Rialto Unified School District Board of Education members on March 28 heard legal guidance on how the Brown Act, California legislation and a recent U.S. Supreme Court decision affect school‑board members’ social‑media use.
Marie, an attorney with Fagan, Friedman and Bullfrog, told the board that AB 992 allows individual board members to use social media to answer questions, provide information and solicit comments from the public on matters within the board’s jurisdiction, but warned members to "exercise extreme caution" when posting or interacting online about district business.

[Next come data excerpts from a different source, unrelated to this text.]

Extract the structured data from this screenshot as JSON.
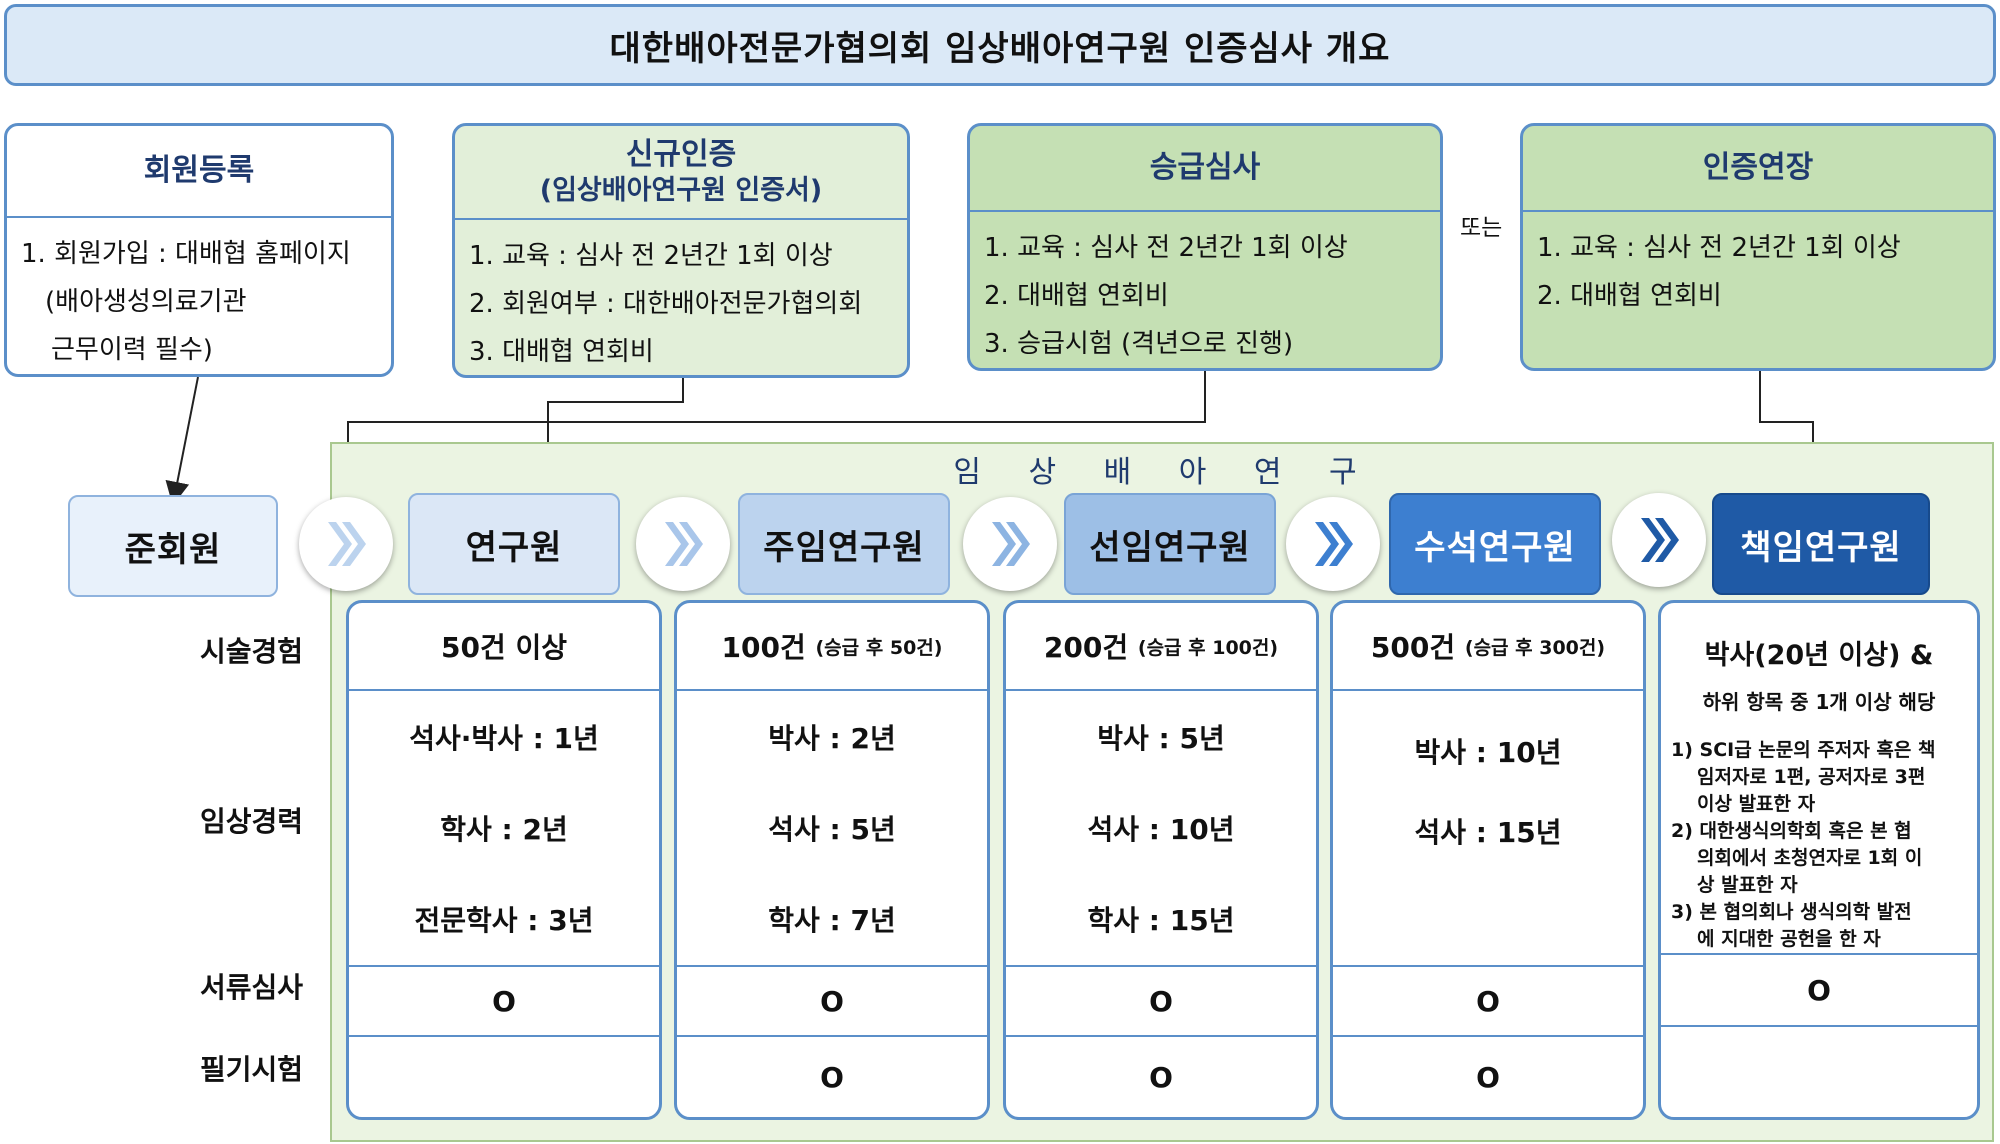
{
  "title": "대한배아전문가협의회 임상배아연구원 인증심사 개요",
  "top_boxes": {
    "member": {
      "title": "회원등록",
      "items": [
        "1. 회원가입 : 대배협 홈페이지",
        "(배아생성의료기관",
        "근무이력 필수)"
      ]
    },
    "new_cert": {
      "title": "신규인증",
      "subtitle": "(임상배아연구원 인증서)",
      "items": [
        "1. 교육 : 심사 전 2년간 1회 이상",
        "2. 회원여부 : 대한배아전문가협의회",
        "3. 대배협 연회비"
      ]
    },
    "promotion": {
      "title": "승급심사",
      "items": [
        "1. 교육 : 심사 전 2년간 1회 이상",
        "2. 대배협 연회비",
        "3. 승급시험 (격년으로 진행)"
      ]
    },
    "or_label": "또는",
    "extension": {
      "title": "인증연장",
      "items": [
        "1. 교육 : 심사 전 2년간 1회 이상",
        "2. 대배협 연회비"
      ]
    }
  },
  "panel_title": "임 상 배 아 연 구 원",
  "stages": [
    "준회원",
    "연구원",
    "주임연구원",
    "선임연구원",
    "수석연구원",
    "책임연구원"
  ],
  "row_labels": [
    "시술경험",
    "임상경력",
    "서류심사",
    "필기시험"
  ],
  "columns": [
    {
      "experience": "50건 이상",
      "experience_note": "",
      "career": [
        "석사·박사 : 1년",
        "학사 : 2년",
        "전문학사 : 3년"
      ],
      "document": "O",
      "written": ""
    },
    {
      "experience": "100건",
      "experience_note": "(승급 후 50건)",
      "career": [
        "박사 : 2년",
        "석사 : 5년",
        "학사 : 7년"
      ],
      "document": "O",
      "written": "O"
    },
    {
      "experience": "200건",
      "experience_note": "(승급 후 100건)",
      "career": [
        "박사 : 5년",
        "석사 : 10년",
        "학사 : 15년"
      ],
      "document": "O",
      "written": "O"
    },
    {
      "experience": "500건",
      "experience_note": "(승급 후 300건)",
      "career": [
        "박사 : 10년",
        "석사 : 15년"
      ],
      "document": "O",
      "written": "O"
    },
    {
      "experience": "박사(20년 이상) &",
      "experience_note": "하위 항목 중 1개 이상 해당",
      "career_lines": [
        "1) SCI급 논문의 주저자 혹은 책",
        "임저자로 1편, 공저자로 3편",
        "이상 발표한 자",
        "2) 대한생식의학회 혹은 본 협",
        "의회에서 초청연자로 1회 이",
        "상 발표한 자",
        "3) 본 협의회나 생식의학 발전",
        "에 지대한 공헌을 한 자"
      ],
      "document": "O",
      "written": ""
    }
  ],
  "colors": {
    "border_blue": "#5b8fc9",
    "title_bg": "#dbe9f7",
    "green_light": "#e2efd9",
    "green_mid": "#c5e0b4",
    "panel_bg": "#ebf4e2",
    "stage_0": "#e8f1fb",
    "stage_1": "#dbe7f6",
    "stage_2": "#bcd3ee",
    "stage_3": "#9dbfe6",
    "stage_4": "#3d7fd0",
    "stage_5": "#1f5aa6"
  },
  "icons": [
    "chevron-right-icon"
  ]
}
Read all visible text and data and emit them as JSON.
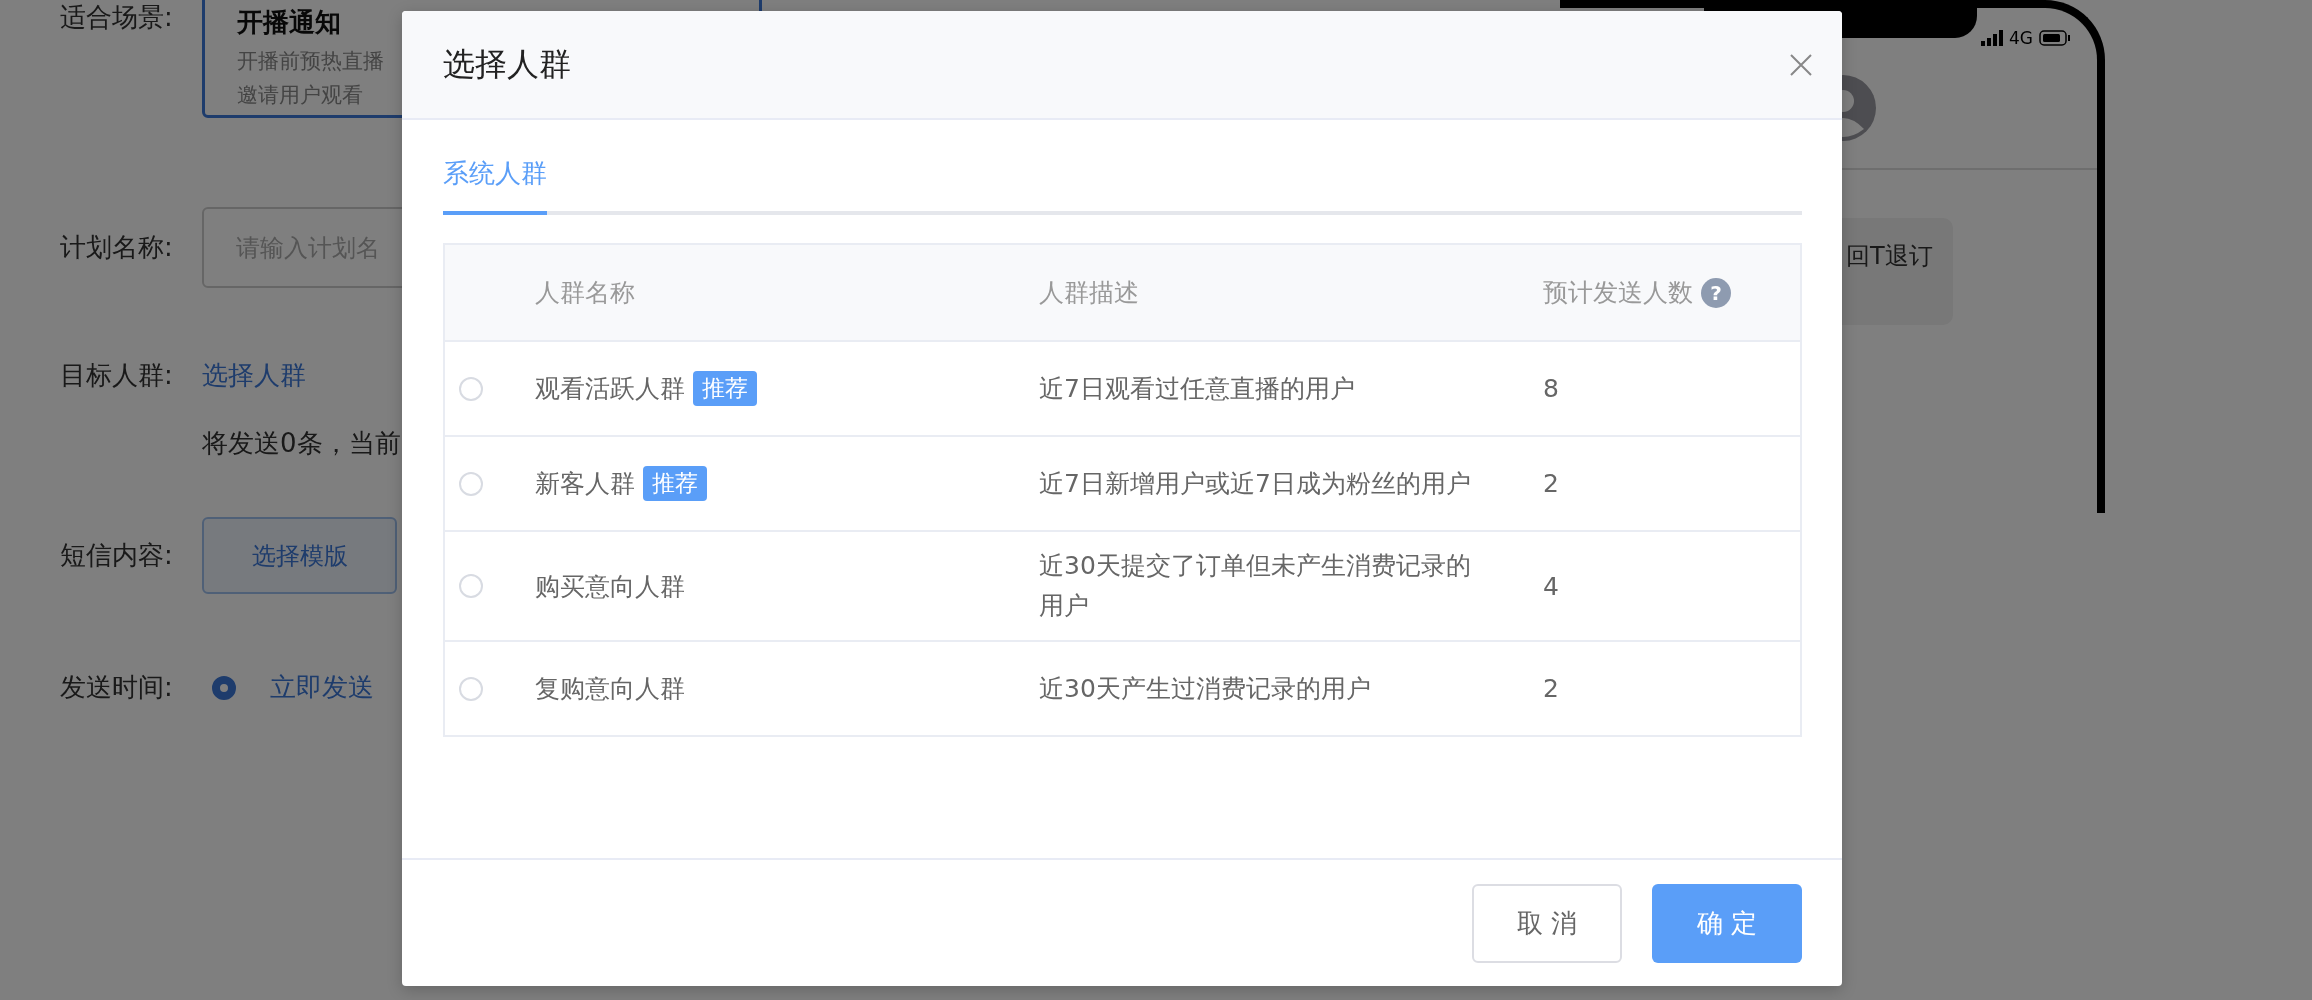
{
  "form": {
    "scene": {
      "label": "适合场景:",
      "cards": [
        {
          "title": "开播通知",
          "description": [
            "开播前预热直播",
            "邀请用户观看"
          ],
          "selected": true
        }
      ]
    },
    "plan_name": {
      "label": "计划名称:",
      "placeholder": "请输入计划名"
    },
    "target": {
      "label": "目标人群:",
      "link": "选择人群",
      "summary": "将发送0条，当前"
    },
    "sms_content": {
      "label": "短信内容:",
      "button": "选择模版"
    },
    "send_time": {
      "label": "发送时间:",
      "options": [
        {
          "label": "立即发送",
          "selected": true
        }
      ]
    }
  },
  "phone_preview": {
    "network": "4G",
    "message": "回T退订"
  },
  "dialog": {
    "title": "选择人群",
    "tabs": [
      {
        "label": "系统人群",
        "selected": true
      }
    ],
    "table": {
      "columns": [
        "人群名称",
        "人群描述",
        "预计发送人数"
      ],
      "help_icon": "?",
      "rows": [
        {
          "name": "观看活跃人群",
          "badge": "推荐",
          "description": "近7日观看过任意直播的用户",
          "count": "8",
          "selected": false
        },
        {
          "name": "新客人群",
          "badge": "推荐",
          "description": "近7日新增用户或近7日成为粉丝的用户",
          "count": "2",
          "selected": false
        },
        {
          "name": "购买意向人群",
          "description": "近30天提交了订单但未产生消费记录的用户",
          "count": "4",
          "selected": false
        },
        {
          "name": "复购意向人群",
          "description": "近30天产生过消费记录的用户",
          "count": "2",
          "selected": false
        }
      ]
    },
    "buttons": [
      {
        "label": "取消",
        "kind": "secondary"
      },
      {
        "label": "确定",
        "kind": "primary"
      }
    ]
  }
}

The presentation emphasized a restriction: "a majority of the board cannot use social media to discuss amongst themselves business or items in their jurisdiction," Marie said, adding that interacting with another member’s post (liking, commenting, resharing or reacting with emojis) on district matters risks creating an impermissible group discussion.
Marie summarized the U.S. Supreme Court decision in O'Connor v. Garnier, which applies a two‑part test to determine when a public official’s social‑media activity constitutes state action. Under that test, an account is treated as a public forum — limiting the official’s ability to block or remove commenters — only when the official both has actual authority to speak for the agency and purports to exercise that authority on the platform.
To reduce the risk that a personal account will be considered an official forum, Marie recommended using a clear bio statement such as: "This is the private social media account of insert your name. The views expressed are strictly my own. This is not an official account of the Rialto Unified School District, and I do not speak for the RUSD governing board or RUSD through this account." She also advised minimizing "mixed use" content that combines personal posts with district business.
Board members asked several hypotheticals during a question‑and‑answer period. Marie said two board members who independently post similar views at the same time generally are not engaged in a prohibited discussion so long as they do not interact with one another’s district‑business posts. She also said a single congratulatory personal post praising a colleague would not by itself convert a personal account into a public forum, but urged caution about repeated or mixed posts on district matters.
After the presentation the board voted to move into closed session to confer with labor negotiators; the closed‑session agenda named Superintendent Alejandra Ab Alvarez and Denise Ellis, associate superintendent of human resources, as the district’s designated representatives and listed the Rialto Education Association as the employee organization. The board returned to open session at 10:24 a.m. and adjourned.
The board did not announce any formal action taken in closed session during the public report out.
(Reporting from the Rialto Unified School District special board meeting, March 28, 2026.)